Veterinarians: You look forward to that paycheck, but do you look at anything but the amount? It's time to study your salary before you spend it.
Whether you're a veterinary associate or owner—paid on salary or on production—it's important to review how much you're making and why. Veterinary Economics Editorial Advisory Board member Gary Glassman, CPA, shares his insights and formulas on how to understand your income.
1. If you're an associate, you may not have much control over personal income. That is, unless you're paid on production. Once on production, your compensation is tied to the amount of veterinary income you produce and you typically have a better chance to optimize your earnings based on the amount of hours you work. If you spend time studying your patients and educating your clients on appropriate care, you're more likely to produce a better revenue base. This revenue base translates to even more income for you.
2. If you're paid on salary, it's good to know that your wages are in the correct range for your market. Calculate your wages as if you were paid on production even if you're not. In order to do this, ask your owner to share your production numbers. Once you have that number, multiply that production by 20 percent to determine what your market pay should be. The range of percentages used in production pay is based on how much a practice owner provides in benefits. The more benefits you have, the lower your production pay percentage. Total compensation including benefits should not exceed 25 percent of veterinary production for a practitioner working in a small animal hospital.

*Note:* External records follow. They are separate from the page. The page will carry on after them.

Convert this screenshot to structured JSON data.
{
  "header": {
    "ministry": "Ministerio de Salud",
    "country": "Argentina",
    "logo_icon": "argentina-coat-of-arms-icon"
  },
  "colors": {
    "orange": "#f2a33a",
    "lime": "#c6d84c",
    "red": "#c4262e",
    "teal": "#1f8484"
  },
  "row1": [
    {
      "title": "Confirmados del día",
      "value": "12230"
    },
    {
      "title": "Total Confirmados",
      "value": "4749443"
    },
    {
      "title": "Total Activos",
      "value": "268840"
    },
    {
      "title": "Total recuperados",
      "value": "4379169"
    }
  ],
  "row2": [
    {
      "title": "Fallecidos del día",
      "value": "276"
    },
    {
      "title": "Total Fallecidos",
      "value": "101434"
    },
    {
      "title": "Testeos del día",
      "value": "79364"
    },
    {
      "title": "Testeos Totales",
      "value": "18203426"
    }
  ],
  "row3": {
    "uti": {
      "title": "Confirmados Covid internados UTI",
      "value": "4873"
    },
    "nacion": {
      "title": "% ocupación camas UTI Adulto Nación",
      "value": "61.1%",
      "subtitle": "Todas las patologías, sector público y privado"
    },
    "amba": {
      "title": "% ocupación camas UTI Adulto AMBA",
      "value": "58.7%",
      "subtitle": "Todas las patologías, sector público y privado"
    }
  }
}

3. If you're an owner, your personal earnings depend on many factors. Forexample, you may get paid for your veterinary services and management time, along with a return on investment (ROI) dividend for the privilege of ownership. If you can distinguish these components, then compute what portion of your pay represents production and management to determine the true profitability of your hospital. Pay for veterinary services should be around 21 percent of your production and not much different than what an associate doctor would earn. Management pay can be anywhere from 1 percent to 4 percent of hospital sales, depending on how much other management assistance you have. If your hospital employs a full-time hospital manager paid approximately 3 percent of the gross income of the practice, then your management pay would be 1 percent of the gross revenue. Earnings beyond these two components are considered an ROI, and that amount is an integral part of determining the value of your clinic.